Awal Mula Proyek Chromebook
Direktur Penyidikan Jampidsus Kejaksaan Agung, Nurcahyo Jungkung Madyo, menjelaskan latar belakang masuknya produk Google dalam proyek digitalisasi pendidikan.
Google disebut pernah mengirim surat kepada Menteri Pendidikan Muhadjir Effendy pada 2019, meminta agar produknya dilibatkan dalam program pengadaan perangkat Teknologi Informasi dan Komunikasi (TIK).
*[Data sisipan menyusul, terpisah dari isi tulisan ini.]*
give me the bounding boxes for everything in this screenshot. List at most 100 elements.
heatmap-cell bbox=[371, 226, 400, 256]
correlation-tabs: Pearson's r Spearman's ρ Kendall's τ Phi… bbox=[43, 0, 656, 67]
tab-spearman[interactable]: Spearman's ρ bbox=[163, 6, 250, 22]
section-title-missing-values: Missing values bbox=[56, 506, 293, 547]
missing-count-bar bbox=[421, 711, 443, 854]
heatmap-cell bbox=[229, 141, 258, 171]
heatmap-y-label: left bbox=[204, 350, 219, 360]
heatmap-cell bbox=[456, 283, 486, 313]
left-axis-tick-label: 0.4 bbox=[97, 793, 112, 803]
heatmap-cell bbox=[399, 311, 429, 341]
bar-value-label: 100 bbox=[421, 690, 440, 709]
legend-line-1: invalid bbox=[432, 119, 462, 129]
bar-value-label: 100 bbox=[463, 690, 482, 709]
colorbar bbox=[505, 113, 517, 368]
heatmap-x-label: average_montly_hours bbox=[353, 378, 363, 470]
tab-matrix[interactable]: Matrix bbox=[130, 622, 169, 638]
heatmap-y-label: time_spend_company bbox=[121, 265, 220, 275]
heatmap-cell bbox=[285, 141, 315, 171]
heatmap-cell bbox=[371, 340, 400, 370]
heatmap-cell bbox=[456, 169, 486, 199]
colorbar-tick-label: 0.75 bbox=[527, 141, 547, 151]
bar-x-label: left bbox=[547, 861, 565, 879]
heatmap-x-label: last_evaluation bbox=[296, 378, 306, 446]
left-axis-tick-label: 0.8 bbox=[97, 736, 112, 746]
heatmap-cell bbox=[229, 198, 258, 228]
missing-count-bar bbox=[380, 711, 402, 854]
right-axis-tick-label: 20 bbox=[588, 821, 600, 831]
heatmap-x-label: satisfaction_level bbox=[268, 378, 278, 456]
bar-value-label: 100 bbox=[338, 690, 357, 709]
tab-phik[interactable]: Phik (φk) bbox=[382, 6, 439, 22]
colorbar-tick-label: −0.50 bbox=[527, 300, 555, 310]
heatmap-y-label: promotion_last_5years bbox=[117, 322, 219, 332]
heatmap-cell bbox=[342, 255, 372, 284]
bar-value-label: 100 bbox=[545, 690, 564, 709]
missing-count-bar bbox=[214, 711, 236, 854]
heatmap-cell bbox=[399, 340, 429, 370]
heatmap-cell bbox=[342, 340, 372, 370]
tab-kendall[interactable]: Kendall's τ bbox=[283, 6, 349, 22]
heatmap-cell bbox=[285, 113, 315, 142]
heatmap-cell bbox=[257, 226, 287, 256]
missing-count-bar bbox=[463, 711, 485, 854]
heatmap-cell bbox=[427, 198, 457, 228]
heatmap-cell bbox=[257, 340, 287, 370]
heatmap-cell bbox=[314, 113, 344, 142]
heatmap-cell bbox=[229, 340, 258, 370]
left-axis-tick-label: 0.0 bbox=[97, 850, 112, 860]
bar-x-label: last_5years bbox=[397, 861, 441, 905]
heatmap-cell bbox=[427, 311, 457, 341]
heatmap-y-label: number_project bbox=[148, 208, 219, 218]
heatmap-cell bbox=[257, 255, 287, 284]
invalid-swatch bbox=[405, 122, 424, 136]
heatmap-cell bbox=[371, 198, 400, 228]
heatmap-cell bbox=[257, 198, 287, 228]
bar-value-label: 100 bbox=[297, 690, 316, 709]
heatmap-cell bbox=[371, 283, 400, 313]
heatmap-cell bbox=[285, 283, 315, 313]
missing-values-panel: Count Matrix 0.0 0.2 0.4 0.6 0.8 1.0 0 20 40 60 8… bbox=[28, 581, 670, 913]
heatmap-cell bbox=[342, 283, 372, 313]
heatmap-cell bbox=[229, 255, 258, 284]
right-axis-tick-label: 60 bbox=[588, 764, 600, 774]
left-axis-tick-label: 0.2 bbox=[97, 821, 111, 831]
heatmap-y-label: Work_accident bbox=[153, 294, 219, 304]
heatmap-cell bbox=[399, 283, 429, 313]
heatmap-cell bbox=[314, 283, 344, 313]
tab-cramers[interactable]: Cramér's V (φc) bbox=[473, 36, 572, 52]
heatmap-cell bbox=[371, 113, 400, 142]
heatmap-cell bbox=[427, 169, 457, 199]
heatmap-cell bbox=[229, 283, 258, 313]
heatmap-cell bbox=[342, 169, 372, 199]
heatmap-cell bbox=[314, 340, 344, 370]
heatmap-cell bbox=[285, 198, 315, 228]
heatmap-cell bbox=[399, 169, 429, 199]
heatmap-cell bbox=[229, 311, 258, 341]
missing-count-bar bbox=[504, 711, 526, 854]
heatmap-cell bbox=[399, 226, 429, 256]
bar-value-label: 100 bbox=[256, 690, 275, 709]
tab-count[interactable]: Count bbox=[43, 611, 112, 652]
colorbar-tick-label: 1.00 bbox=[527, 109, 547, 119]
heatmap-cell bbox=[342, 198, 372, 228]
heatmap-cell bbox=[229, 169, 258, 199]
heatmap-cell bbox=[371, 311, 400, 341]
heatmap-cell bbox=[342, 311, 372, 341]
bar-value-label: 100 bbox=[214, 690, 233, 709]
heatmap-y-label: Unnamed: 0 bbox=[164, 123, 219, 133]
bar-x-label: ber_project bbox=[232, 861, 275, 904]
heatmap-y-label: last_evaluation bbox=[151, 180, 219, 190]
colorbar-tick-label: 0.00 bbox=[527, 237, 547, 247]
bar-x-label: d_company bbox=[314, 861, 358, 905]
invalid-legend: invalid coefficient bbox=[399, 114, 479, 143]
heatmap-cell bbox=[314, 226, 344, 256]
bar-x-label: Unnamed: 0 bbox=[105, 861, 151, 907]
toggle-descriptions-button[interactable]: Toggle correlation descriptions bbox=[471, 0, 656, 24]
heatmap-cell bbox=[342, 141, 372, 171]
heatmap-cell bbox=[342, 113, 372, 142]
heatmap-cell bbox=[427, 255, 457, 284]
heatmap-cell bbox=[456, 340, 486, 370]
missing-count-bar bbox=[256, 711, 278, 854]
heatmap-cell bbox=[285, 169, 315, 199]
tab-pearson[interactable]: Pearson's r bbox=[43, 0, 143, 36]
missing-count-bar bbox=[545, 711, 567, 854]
Namun, surat itu tak dijawab karena uji coba Chromebook pada tahun yang sama dinilai gagal, terutama di sekolah-sekolah di wilayah tertinggal, terluar, dan terdepan (3T).
Setelah Muhadjir digantikan oleh Nadiem pada Oktober 2019, komunikasi antara Google dan Kemendikbud kembali terjalin. Nadiem disebut bertemu dengan perwakilan Google Indonesia pada Februari dan April 2020.
Dalam serangkaian pertemuan tersebut, disepakati penggunaan ChromeOS dan Chrome Devices Management (CDM) sebagai platform utama pengadaan laptop di sekolah.
Kajian teknis awal program sempat memunculkan pilihan lain seperti Windows, Linux, dan MacOS. Namun, kajian review yang kemudian diterbitkan Juni 2020 menyatakan Chromebook lebih unggul dan layak dipilih.